Sur place, le Président Mamadi DOUMBOUYA s’est enquis de la situation du site, a écouté les responsables et pris connaissance des dispositions engagées pour sa transformation.
Des mesures ont permis la démolition des batiments concernés, étape préalable à la modernisation et à la reconstruction de cet espace hospitalier stratégique.
L’objectif est clair : faire émerger une infrastructure sanitaire moderne, fonctionnelle et capable de répondre durablement aux besoins des populations.
Car moderniser Conakry, ce n’est pas seulement construire des routes ou réaménager des espaces. C’est aussi offrir aux citoyens des infrastructures publiques dignes d’une capitale en pleine transformation.

Quelques instants plus tard, le Chef de l’État s’est rendu sur le site de l’ancienne Maison centrale de Conakry.
Construite à l’époque coloniale, cette prison historique était devenue, au fil des décennies, une infrastructure en décalage avec l’évolution de la ville et les impératifs d’une capitale moderne.
Aujourd’hui, ses murs ont disparu.
La démolition de l’ancienne Maison centrale ouvre ainsi une nouvelle page pour cet espace stratégique situé au cœur de Kaloum. Sa démolition s’inscrit dans une vision plus large de réorganisation urbaine et de modernisation des infrastructures de la capitale.
Le constat du Président est sans ambiguïté : les opérations engagées doivent être conduites avec méthode, célérité et cohérence.

La tournée présidentielle s’est ensuite poursuivie à la Cité Chemin de fer, autre site majeur appelé à connaître une profonde transformation.
Le lieu porte encore les stigmates des bouleversements provoqués par l’explosion du dépôt d’hydrocarbures de Coronthie, survenue en décembre 2023.
Mais au-delà des traces du passé, c’est désormais l’avenir qui se dessine.
La reconfiguration de cet espace participe à une ambition plus vaste : réorganiser certains secteurs stratégiques de Conakry, améliorer le cadre de vie et créer des espaces adaptés aux nouvelles exigences urbaines.
À chaque étape, le Chef de l’État s’est attaché à obtenir des réponses précises et à apprécier directement la réalité des travaux.

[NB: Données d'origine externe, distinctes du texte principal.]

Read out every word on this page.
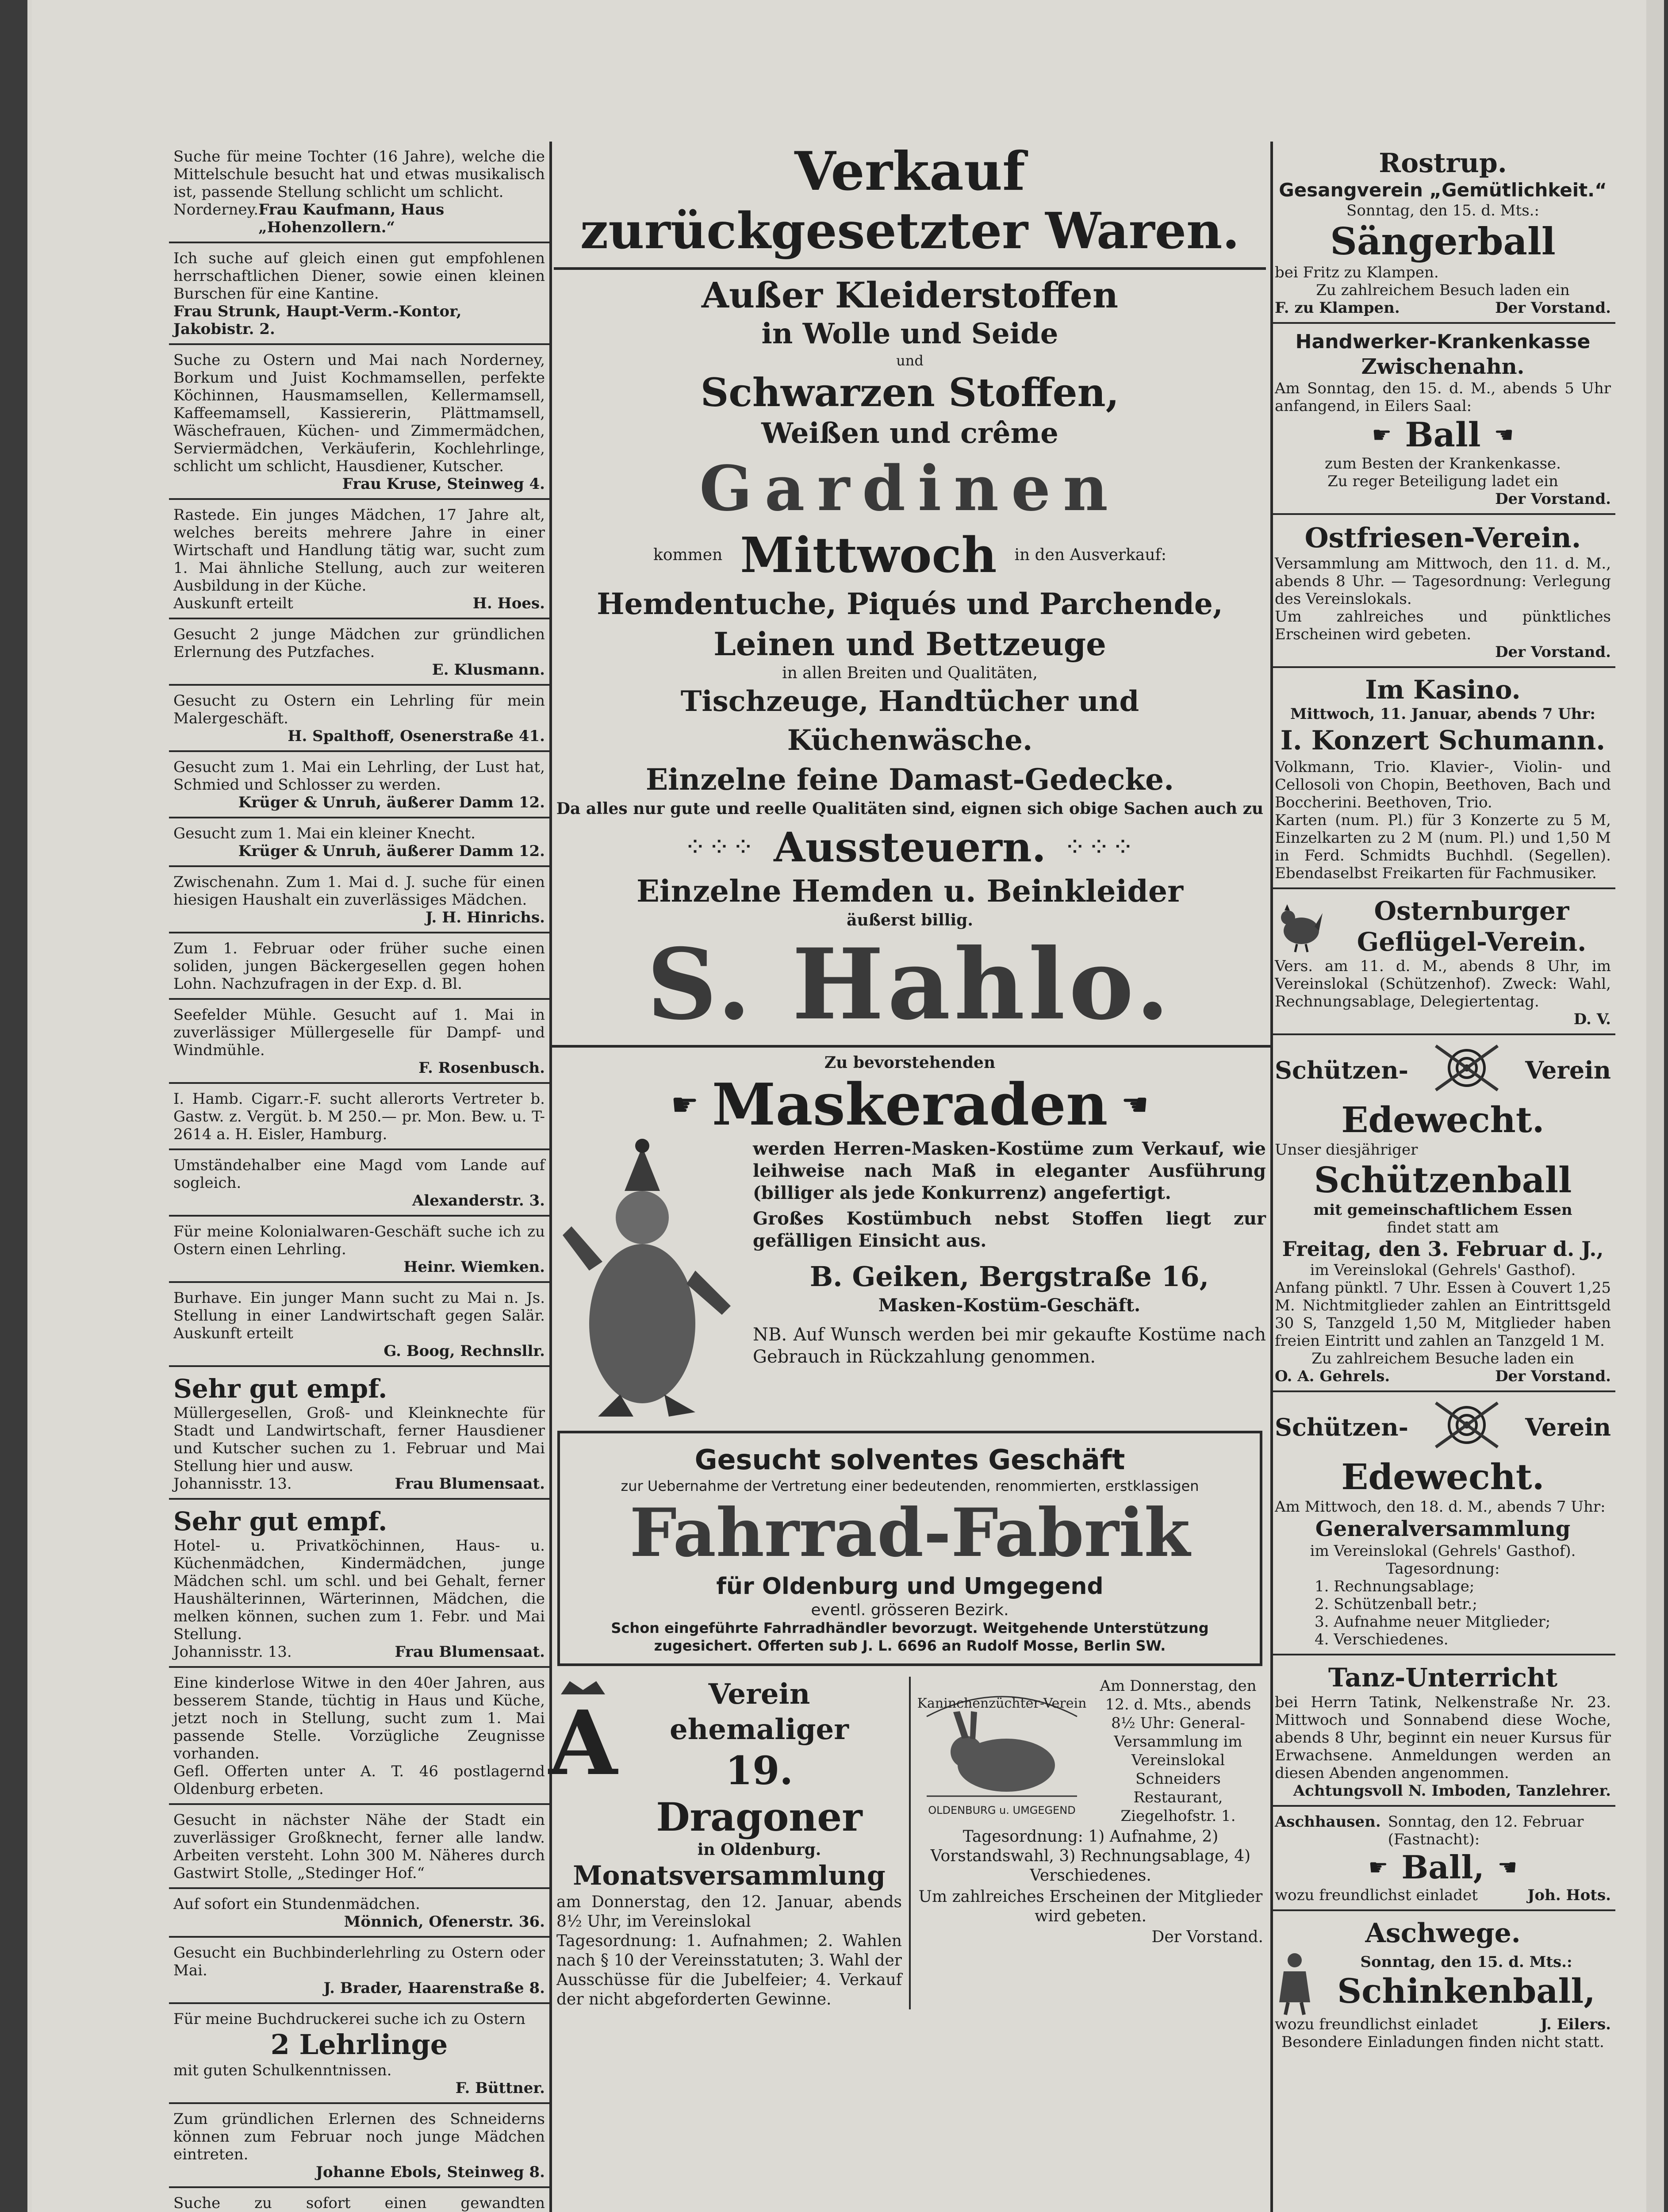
Suche für meine Tochter (16 Jahre), welche die Mittelschule besucht hat und etwas musikalisch ist, passende Stellung schlicht um schlicht.

Norderney. Frau Kaufmann, Haus „Hohenzollern.“

Ich suche auf gleich einen gut empfohlenen herrschaftlichen Diener, sowie einen kleinen Burschen für eine Kantine.

Frau Strunk, Haupt-Verm.-Kontor, Jakobistr. 2.

Suche zu Ostern und Mai nach Norderney, Borkum und Juist Kochmamsellen, perfekte Köchinnen, Hausmamsellen, Kellermamsell, Kaffeemamsell, Kassiererin, Plättmamsell, Wäschefrauen, Küchen- und Zimmermädchen, Serviermädchen, Verkäuferin, Kochlehrlinge, schlicht um schlicht, Hausdiener, Kutscher.

Frau Kruse, Steinweg 4.

Rastede. Ein junges Mädchen, 17 Jahre alt, welches bereits mehrere Jahre in einer Wirtschaft und Handlung tätig war, sucht zum 1. Mai ähnliche Stellung, auch zur weiteren Ausbildung in der Küche.

Auskunft erteilt	H. Hoes.

Gesucht 2 junge Mädchen zur gründlichen Erlernung des Putzfaches.

E. Klusmann.

Gesucht zu Ostern ein Lehrling für mein Malergeschäft.

H. Spalthoff, Osenerstraße 41.

Gesucht zum 1. Mai ein Lehrling, der Lust hat, Schmied und Schlosser zu werden.

Krüger & Unruh, äußerer Damm 12.

Gesucht zum 1. Mai ein kleiner Knecht.

Krüger & Unruh, äußerer Damm 12.

Zwischenahn. Zum 1. Mai d. J. suche für einen hiesigen Haushalt ein zuverlässiges Mädchen.

J. H. Hinrichs.

Zum 1. Februar oder früher suche einen soliden, jungen Bäckergesellen gegen hohen Lohn. Nachzufragen in der Exp. d. Bl.

Seefelder Mühle. Gesucht auf 1. Mai in zuverlässiger Müllergeselle für Dampf- und Windmühle.

F. Rosenbusch.

I. Hamb. Cigarr.-F. sucht allerorts Vertreter b. Gastw. z. Vergüt. b. M 250.— pr. Mon. Bew. u. T-2614 a. H. Eisler, Hamburg.

Umständehalber eine Magd vom Lande auf sogleich.

Alexanderstr. 3.

Für meine Kolonialwaren-Geschäft suche ich zu Ostern einen Lehrling.

Heinr. Wiemken.

Burhave. Ein junger Mann sucht zu Mai n. Js. Stellung in einer Landwirtschaft gegen Salär. Auskunft erteilt

G. Boog, Rechnsllr.
Sehr gut empf.

Müllergesellen, Groß- und Kleinknechte für Stadt und Landwirtschaft, ferner Hausdiener und Kutscher suchen zu 1. Februar und Mai Stellung hier und ausw.

Johannisstr. 13.	Frau Blumensaat.
Sehr gut empf.

Hotel- u. Privatköchinnen, Haus- u. Küchenmädchen, Kindermädchen, junge Mädchen schl. um schl. und bei Gehalt, ferner Haushälterinnen, Wärterinnen, Mädchen, die melken können, suchen zum 1. Febr. und Mai Stellung.

Johannisstr. 13.	Frau Blumensaat.

Eine kinderlose Witwe in den 40er Jahren, aus besserem Stande, tüchtig in Haus und Küche, jetzt noch in Stellung, sucht zum 1. Mai passende Stelle. Vorzügliche Zeugnisse vorhanden.

Gefl. Offerten unter A. T. 46 postlagernd Oldenburg erbeten.

Gesucht in nächster Nähe der Stadt ein zuverlässiger Großknecht, ferner alle landw. Arbeiten versteht. Lohn 300 M. Näheres durch Gastwirt Stolle, „Stedinger Hof.“

Auf sofort ein Stundenmädchen.

Mönnich, Ofenerstr. 36.

Gesucht ein Buchbinderlehrling zu Ostern oder Mai.

J. Brader, Haarenstraße 8.

Für meine Buchdruckerei suche ich zu Ostern

2 Lehrlinge

mit guten Schulkenntnissen.

F. Büttner.

Zum gründlichen Erlernen des Schneiderns können zum Februar noch junge Mädchen eintreten.

Johanne Ebols, Steinweg 8.

Suche zu sofort einen gewandten

Verkauf
zurückgesetzter Waren.
Außer Kleiderstoffen
in Wolle und Seide
und
Schwarzen Stoffen,
Weißen und crême
Gardinen
kommen Mittwoch in den Ausverkauf:
Hemdentuche, Piqués und Parchende,
Leinen und Bettzeuge
in allen Breiten und Qualitäten,
Tischzeuge, Handtücher und Küchenwäsche.
Einzelne feine Damast-Gedecke.
Da alles nur gute und reelle Qualitäten sind, eignen sich obige Sachen auch zu
⁘⁘⁘ Aussteuern. ⁘⁘⁘
Einzelne Hemden u. Beinkleider
äußerst billig.
S. Hahlo.
Zu bevorstehenden
☛ Maskeraden ☚

werden Herren-Masken-Kostüme zum Verkauf, wie leihweise nach Maß in eleganter Ausführung (billiger als jede Konkurrenz) angefertigt.

Großes Kostümbuch nebst Stoffen liegt zur gefälligen Einsicht aus.

B. Geiken, Bergstraße 16,

Masken-Kostüm-Geschäft.

NB. Auf Wunsch werden bei mir gekaufte Kostüme nach Gebrauch in Rückzahlung genommen.

Gesucht solventes Geschäft
zur Uebernahme der Vertretung einer bedeutenden, renommierten, erstklassigen
Fahrrad-Fabrik
für Oldenburg und Umgegend
eventl. grösseren Bezirk.
Schon eingeführte Fahrradhändler bevorzugt. Weitgehende Unterstützung zugesichert. Offerten sub J. L. 6696 an Rudolf Mosse, Berlin SW.
A	Verein ehemaliger
19. Dragoner
in Oldenburg.
Monatsversammlung

am Donnerstag, den 12. Januar, abends 8½ Uhr, im Vereinslokal

Tagesordnung: 1. Aufnahmen; 2. Wahlen nach § 10 der Vereinsstatuten; 3. Wahl der Ausschüsse für die Jubelfeier; 4. Verkauf der nicht abgeforderten Gewinne.

Kaninchenzüchter-Verein
OLDENBURG u. UMGEGEND

Am Donnerstag, den 12. d. Mts., abends 8½ Uhr: General-Versammlung im Vereinslokal Schneiders Restaurant, Ziegelhofstr. 1.

Tagesordnung: 1) Aufnahme, 2) Vorstandswahl, 3) Rechnungsablage, 4) Verschiedenes.

Um zahlreiches Erscheinen der Mitglieder wird gebeten.

Der Vorstand.

Rostrup.
Gesangverein „Gemütlichkeit.“
Sonntag, den 15. d. Mts.:
Sängerball
bei Fritz zu Klampen.
Zu zahlreichem Besuch laden ein
F. zu Klampen.	Der Vorstand.
Handwerker-Krankenkasse
Zwischenahn.
Am Sonntag, den 15. d. M., abends 5 Uhr anfangend, in Eilers Saal:
☛ Ball ☚
zum Besten der Krankenkasse.
Zu reger Beteiligung ladet ein
Der Vorstand.
Ostfriesen-Verein.
Versammlung am Mittwoch, den 11. d. M., abends 8 Uhr. — Tagesordnung: Verlegung des Vereinslokals.
Um zahlreiches und pünktliches Erscheinen wird gebeten.
Der Vorstand.
Im Kasino.
Mittwoch, 11. Januar, abends 7 Uhr:
I. Konzert Schumann.
Volkmann, Trio. Klavier-, Violin- und Cellosoli von Chopin, Beethoven, Bach und Boccherini. Beethoven, Trio.
Karten (num. Pl.) für 3 Konzerte zu 5 M, Einzelkarten zu 2 M (num. Pl.) und 1,50 M in Ferd. Schmidts Buchhdl. (Segellen). Ebendaselbst Freikarten für Fachmusiker.
Osternburger
Geflügel-Verein.
Vers. am 11. d. M., abends 8 Uhr, im Vereinslokal (Schützenhof). Zweck: Wahl, Rechnungsablage, Delegiertentag.
D. V.
Schützen-	Verein
Edewecht.
Unser diesjähriger
Schützenball
mit gemeinschaftlichem Essen
findet statt am
Freitag, den 3. Februar d. J.,
im Vereinslokal (Gehrels' Gasthof).
Anfang pünktl. 7 Uhr. Essen à Couvert 1,25 M. Nichtmitglieder zahlen an Eintrittsgeld 30 S, Tanzgeld 1,50 M, Mitglieder haben freien Eintritt und zahlen an Tanzgeld 1 M.
Zu zahlreichem Besuche laden ein
O. A. Gehrels.	Der Vorstand.
Schützen-	Verein
Edewecht.
Am Mittwoch, den 18. d. M., abends 7 Uhr:
Generalversammlung
im Vereinslokal (Gehrels' Gasthof).
Tagesordnung:
1. Rechnungsablage;
2. Schützenball betr.;
3. Aufnahme neuer Mitglieder;
4. Verschiedenes.
Tanz-Unterricht
bei Herrn Tatink, Nelkenstraße Nr. 23. Mittwoch und Sonnabend diese Woche, abends 8 Uhr, beginnt ein neuer Kursus für Erwachsene. Anmeldungen werden an diesen Abenden angenommen.
Achtungsvoll N. Imboden, Tanzlehrer.
Aschhausen. Sonntag, den 12. Februar (Fastnacht):
☛ Ball, ☚
wozu freundlichst einladet	Joh. Hots.
Aschwege.
Sonntag, den 15. d. Mts.:
Schinkenball,
wozu freundlichst einladet	J. Eilers.
Besondere Einladungen finden nicht statt.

Dernière étape de cette journée de terrain : le Camp Almamy Samory TOURÉ.
Changement de décor, mais pas de méthode.
En sa qualité de chef suprême des Armées, le Président Mamadi DOUMBOUYA a échangé avec la haute hiérarchie militaire ainsi que le Ministre délégué à la Présidence chargé de la Défense nationale.
Dans une atmosphère empreinte de convivialité, les échanges ont porté sur les réalités quotidiennes des forces de défense et les préoccupations liées à l’accomplissement de leur mission au service de la Nation.

De l’hôpital Ignace Deen à l’ancienne Maison centrale, de la Cité des Chemins de fer au Camp Almamy Samory TOURÉ, la journée présidentielle aura été avant tout une journée de terrain.
Une journée durant laquelle le Chef de l’État a observé, écouté, interrogé et instruit.
Son message aux équipes chargées des différents chantiers est clair : accélérer, lever les contraintes et faire aboutir les projets dans les meilleurs délais.
Car à Conakry, les transformations ne se mesurent plus seulement aux plans et aux annonces. Elles se lisent désormais dans le paysage : des murs qui tombent, des emprises qui se libèrent, des chantiers qui s’ouvrent et des espaces appelés à retrouver une nouvelle vocation.
Une nouvelle Conakry se dessine. Et le Président Mamadi DOUMBOUYA entend en suivre personnellement chaque étape.